Justice Samuel Alito asks why the Texas primary can’t be pushed back to the fall. You can practically hear his heart pounding at the adrenaline rush that comes with a problem that requires the high court to yell “Clear!” and fire up the defibrillator. Justice Elena Kagan says it’s not proper to ask the Texas courts to predict what the D.C. court will decide about preclearing the maps under Section 5. Justices Sotomayor and Stephen Breyer become so anxious about the looming time crunch they stop allowing Clement to answer their questions, forcing the chief to interrupt their interruptions. Kagan insists that Section 5 makes it “unlawful” to put maps into effect until they have been precleared, and Chief Justice John Roberts points out that the problem in this case is that if the courts assume the unapproved maps are unconstitutional, they are wrong, and if the courts assume they are constitutional, they are also wrong. “So how do we decide between two wrong choices?” he muses.

Maybe y’all should have thought of that last December.

Sri Srinivasan gets 10 minutes to represent the Obama administration and argue that the Texas court was right to reject the Texas map, and should boot the case back to the Texas court to better explain itself. Justice Antonin Scalia says that if you can’t rely on the old plan, and are absolutely barred from using the new plan, you are pretty much poised to “disenfranchise every voter in Texas.” And Justice Anthony Kennedy says, in a manner likely to strike terror into the hearts of anyone who thinks this case will spell the death of Section 5 of the Voting Rights Act, “Isn’t it odd that this is a Section 2 suit but Section 5 seems to be driving it?” In case you’re wondering whether he thinks it’s unfair that the states with a history of racial discrimination bear extra burdens under Section 5, he then adds, “Texas is at a tremendous disadvantage here!”

But Section 5 looks a little less wobbly when Jose Garza, the attorney for Hispanic groups who oppose the state’s plan, starts to enumerate Texas’ “terrible history of discrimination …” only to be cut off by the chief justice pronouncing, “The constitutionality of the Voting Rights Act is not at issue here.” It looks like the court barely has time to feed the meter, much less use this case as the vehicle to kill off Section 5 of the VRA altogether.

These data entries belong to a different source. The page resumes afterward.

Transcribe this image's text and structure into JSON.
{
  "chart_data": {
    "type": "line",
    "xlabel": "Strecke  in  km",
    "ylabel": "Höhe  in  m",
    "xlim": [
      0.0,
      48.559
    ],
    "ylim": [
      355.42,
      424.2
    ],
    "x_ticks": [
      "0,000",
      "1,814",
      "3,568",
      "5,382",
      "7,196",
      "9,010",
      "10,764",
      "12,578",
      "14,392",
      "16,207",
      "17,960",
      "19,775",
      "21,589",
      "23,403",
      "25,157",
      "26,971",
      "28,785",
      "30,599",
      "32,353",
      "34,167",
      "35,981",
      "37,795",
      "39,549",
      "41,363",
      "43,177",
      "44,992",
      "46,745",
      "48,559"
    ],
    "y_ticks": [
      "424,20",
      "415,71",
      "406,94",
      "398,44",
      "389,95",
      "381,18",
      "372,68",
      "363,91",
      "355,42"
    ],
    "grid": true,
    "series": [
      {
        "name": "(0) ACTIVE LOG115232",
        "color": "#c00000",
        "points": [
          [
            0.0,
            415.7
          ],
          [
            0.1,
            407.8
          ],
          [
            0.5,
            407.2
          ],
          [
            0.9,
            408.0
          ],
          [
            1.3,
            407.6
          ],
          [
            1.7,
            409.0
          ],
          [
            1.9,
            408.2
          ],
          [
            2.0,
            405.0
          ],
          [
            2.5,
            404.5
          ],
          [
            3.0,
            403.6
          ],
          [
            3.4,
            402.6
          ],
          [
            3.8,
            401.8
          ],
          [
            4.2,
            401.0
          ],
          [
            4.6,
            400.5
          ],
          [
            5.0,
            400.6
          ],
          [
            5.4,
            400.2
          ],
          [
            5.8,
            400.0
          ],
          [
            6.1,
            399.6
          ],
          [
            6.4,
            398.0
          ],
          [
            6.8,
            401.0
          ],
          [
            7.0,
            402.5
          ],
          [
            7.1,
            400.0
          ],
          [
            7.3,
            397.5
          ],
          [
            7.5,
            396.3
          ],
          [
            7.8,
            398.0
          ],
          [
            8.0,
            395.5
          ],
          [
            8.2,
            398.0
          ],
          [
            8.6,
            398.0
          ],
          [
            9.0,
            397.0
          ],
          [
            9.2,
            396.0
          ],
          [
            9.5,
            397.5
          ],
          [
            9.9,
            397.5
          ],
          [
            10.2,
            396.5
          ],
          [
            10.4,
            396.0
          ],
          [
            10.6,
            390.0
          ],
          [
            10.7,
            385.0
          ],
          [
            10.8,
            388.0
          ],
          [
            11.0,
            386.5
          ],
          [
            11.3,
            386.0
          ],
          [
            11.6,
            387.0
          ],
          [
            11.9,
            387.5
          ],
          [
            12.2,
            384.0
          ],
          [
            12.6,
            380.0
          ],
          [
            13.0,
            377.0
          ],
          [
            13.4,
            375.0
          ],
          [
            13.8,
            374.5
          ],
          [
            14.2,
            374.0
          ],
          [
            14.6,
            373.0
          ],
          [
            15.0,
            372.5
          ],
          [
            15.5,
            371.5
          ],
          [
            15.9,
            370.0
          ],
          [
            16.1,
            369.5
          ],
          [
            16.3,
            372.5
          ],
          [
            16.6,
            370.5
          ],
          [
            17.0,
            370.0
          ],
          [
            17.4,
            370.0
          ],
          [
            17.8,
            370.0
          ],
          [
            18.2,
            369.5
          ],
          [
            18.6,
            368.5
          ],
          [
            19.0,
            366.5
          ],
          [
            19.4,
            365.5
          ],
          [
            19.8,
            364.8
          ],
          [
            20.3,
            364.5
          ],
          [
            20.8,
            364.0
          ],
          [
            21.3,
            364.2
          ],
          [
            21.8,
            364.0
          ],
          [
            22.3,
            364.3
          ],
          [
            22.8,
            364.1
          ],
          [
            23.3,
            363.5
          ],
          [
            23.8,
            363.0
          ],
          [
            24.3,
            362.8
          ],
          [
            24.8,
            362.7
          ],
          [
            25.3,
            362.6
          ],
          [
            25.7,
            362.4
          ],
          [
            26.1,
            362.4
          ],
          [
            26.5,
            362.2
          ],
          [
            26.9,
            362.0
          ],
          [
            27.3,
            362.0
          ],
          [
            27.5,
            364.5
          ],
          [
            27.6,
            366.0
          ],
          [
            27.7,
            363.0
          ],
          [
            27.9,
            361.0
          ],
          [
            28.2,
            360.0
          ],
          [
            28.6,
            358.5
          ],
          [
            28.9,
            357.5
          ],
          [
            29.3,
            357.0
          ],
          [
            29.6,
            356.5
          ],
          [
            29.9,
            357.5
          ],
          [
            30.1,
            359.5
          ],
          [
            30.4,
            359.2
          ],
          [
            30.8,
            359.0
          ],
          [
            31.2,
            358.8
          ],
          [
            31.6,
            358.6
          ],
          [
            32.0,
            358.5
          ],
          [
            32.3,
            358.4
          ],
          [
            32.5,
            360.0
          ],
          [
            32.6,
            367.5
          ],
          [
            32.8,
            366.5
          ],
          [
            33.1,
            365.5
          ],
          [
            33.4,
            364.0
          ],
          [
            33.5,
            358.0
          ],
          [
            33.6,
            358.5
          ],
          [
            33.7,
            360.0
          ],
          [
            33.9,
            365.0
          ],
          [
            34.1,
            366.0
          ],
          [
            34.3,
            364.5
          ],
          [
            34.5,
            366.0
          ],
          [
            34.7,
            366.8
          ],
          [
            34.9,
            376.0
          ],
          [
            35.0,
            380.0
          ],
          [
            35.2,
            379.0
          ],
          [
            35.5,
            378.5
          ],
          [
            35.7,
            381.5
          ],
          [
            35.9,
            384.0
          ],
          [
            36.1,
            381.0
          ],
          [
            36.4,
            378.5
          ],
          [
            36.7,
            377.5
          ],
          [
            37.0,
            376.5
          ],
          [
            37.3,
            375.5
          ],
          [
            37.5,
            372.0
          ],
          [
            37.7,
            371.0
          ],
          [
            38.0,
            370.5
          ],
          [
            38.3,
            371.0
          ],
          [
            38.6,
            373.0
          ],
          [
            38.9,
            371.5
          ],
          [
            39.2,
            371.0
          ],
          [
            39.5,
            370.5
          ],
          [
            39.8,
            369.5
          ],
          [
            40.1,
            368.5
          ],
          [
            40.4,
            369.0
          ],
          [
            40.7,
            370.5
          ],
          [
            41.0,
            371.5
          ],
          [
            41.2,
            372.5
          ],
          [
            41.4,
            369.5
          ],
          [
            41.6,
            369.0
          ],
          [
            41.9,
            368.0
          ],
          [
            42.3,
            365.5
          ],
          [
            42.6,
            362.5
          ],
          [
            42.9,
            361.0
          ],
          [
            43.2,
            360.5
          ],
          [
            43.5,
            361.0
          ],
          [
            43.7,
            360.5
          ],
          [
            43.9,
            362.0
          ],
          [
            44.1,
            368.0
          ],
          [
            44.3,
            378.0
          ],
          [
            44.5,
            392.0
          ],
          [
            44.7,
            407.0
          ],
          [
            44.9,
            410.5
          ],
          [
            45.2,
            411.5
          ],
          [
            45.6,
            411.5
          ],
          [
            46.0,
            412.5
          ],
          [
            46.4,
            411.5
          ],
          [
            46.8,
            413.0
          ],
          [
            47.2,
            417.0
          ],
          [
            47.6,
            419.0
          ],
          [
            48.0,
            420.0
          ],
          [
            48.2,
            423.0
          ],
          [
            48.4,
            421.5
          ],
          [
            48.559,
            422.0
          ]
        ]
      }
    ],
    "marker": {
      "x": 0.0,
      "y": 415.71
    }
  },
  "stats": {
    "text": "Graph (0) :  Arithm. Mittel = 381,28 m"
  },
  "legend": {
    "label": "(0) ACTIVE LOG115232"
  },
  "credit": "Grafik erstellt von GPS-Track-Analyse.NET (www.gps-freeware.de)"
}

This is when the chief justice and Alito, Scalia, and Breyer start making more noises like they’re Jack Bauer and they’re only starting to notice the beeping clock at the bottom of the screen. The chief justice tells Srinivasan that “we’re all under the gun.” And counting back from when the federal court in D.C. might produce a final decision on the Texas maps, Breyer asks, “How can any human being redraw a map in five days?” Alito asks Garza when the “drop dead deadline” is for getting these map issues resolved. (The response: Something about 90 days, plus 45 days, plus auuuuuuggghhhh to get out the overseas ballots before Nov. 6 elections.)  Scalia asks again when the D.C. court decision is expected in the preclearance case. Garza says, “30 days from today.” The chief justice shoots back, palms sweating, “And when do you expect our decision from the appeal  of the district court?”

“Later this afternoon,” grins Garza. Nobody seems all that keen on waiting for the D.C. court to sort this out.

Clement and Garza seem almost to agree on a Kagan-suggested compromise whereby the lower court starts again with the new Texas map, but Texas bears a burden of proof to show that each district isn’t unconstitutional. Garza says that if it keeps the burden of proof on Texas it would be “far more preferable.” Clement seems to concede that it’s better than the court-drawn maps. It’s not pretty, and who knows what it will all mean for the future of the Voting Rights Act. Fortunately, the other thing we learned from Bush v. Gore is that when the court does make quick, sloppy law to solve election crises, those cases are never cited for their legal rule again.